5 Reasons To Play Fading



Fading is a minimalist 2D platformer where you play through the mind of a man whose wife is dying of terminal illness as you uncover a story of love, pain and loss. The title itself alone, speaks for what the overarching theme of the game would represent. The red ball and concept of the game reminds me of the game Bounce on Nokia 5130, but unlike bounce you don't grow big, you don't have a certain number of lives and there are no rings to collect.


If you're like me and don't understand how the concept depicts the mind of a man, then just wait till you play the game. You'll find out how challenging it is to be in someone's mind based on their mood and reasons why you don't want to ever be in it to start with. With that said, here are 5 reasons to play the game Fading.

1. Great Story

The story of fading is beautiful and captivating. It's what the story of bounce could have been if it even had a story. You unravel the story of love and strife between a writer (the man) and a painter (his wife, Meruna). who is dying of cancer.
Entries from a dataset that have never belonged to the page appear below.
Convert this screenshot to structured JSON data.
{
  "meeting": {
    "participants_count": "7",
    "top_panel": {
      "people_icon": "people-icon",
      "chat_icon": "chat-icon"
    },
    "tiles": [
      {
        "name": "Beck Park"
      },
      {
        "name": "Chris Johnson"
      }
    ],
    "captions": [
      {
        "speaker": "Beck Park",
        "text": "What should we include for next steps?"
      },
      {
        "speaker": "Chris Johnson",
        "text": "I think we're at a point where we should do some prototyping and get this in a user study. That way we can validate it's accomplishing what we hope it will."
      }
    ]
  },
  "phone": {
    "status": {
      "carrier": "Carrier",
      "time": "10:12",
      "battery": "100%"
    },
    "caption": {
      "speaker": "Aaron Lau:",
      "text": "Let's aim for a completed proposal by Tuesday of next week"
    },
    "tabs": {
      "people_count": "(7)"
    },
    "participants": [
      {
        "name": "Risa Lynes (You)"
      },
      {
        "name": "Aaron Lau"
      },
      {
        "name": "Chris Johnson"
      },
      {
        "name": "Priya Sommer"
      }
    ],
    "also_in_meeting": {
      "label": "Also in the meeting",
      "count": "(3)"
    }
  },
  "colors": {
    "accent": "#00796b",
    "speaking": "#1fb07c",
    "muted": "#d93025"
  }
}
The narration of the story is uncovered piece by piece through the man's writings. with each piece giving an account of how they met, their marriage and their struggles together thereafter. The most inspiring part of the story is when moments in the story affect gameplay.




So if you like a great and satisfying story with an appreciation of how it incorporates in the design of a game, then fading is the game for you. If you're not a fan of the puzzles, then you could ask a friend to help you out while you sit back and enjoy the story.


2. Challenging Puzzles

The puzzles in the game are one of the most annoying, challenging and diabolical puzzles I've ever seen. Some look insanely difficult at first glance but just require some time to master. The main aim of each puzzle is to keep you from reaching your place of solitude (big circular hollow with coloured dotted lines).



Just like any platformer, there are switches that need to be triggered, moving platforms, unstable platforms or in this case fading platforms, spikes, as well as some unfriendly big circular multi-coloured boulders chasing you (trust me this one is no fun at all).


Each level gets a tad bit harder as you progress and was beautifully handcrafted by the designer (mastermind behind the puzzles). If you're a puzzler (someone who loves puzzles and strategies games), then this game is surely for you. Or if you are a perfectionist, then you can try the impossible challenge of not dying at all.


3. Made In Nigeria

The developer of the game is Nigerian and all elements of the game were created and crafted by Nigerians. The game was written, designed and programmed by Kolapo Oni while the sound effects were created by Darasimi Oni. Come to think of it, I think this is a family game. Big ups to Oni's. So, if you like Made In Nigeria products or want to support Made In Nigeria products you can do so by purchasing a copy of the game here.


4. Made For Desktop

The game is available on standalone desktops (Windows and Mac) through steam. Steam is a digital distribution platform and is the largest digital distribution platform for PC gaming. The game has simple controls like bounce, move left (left arrow), move right (right arrow) and jump (spacebar/up arrow). You can also plug in and play with a controller.



Fading might also be one of the very few games from a Nigerian on a Windows PC or Mac (which is refreshing). I literally cannot think of any other game apart from one or two that come to mind. I do think there might be a mobile port in the works but I cannot categorically tell you one now.

5. Delightful Presentation

The presentation of fading is pretty good. The fact that you have to complete a puzzle to unlock the next piece of the story reminded me of when I used to play those Legend of Zelda puzzle gamebooks. The art style is flat and simple with the use of subtle colours. The writings are like poetry and provide a good read especially if you're a helpless romantic. The soundtrack is graceful and sinks you into the immersion of despair waiting to happen. Although it becomes repetitive, the first few occasions are enjoyable.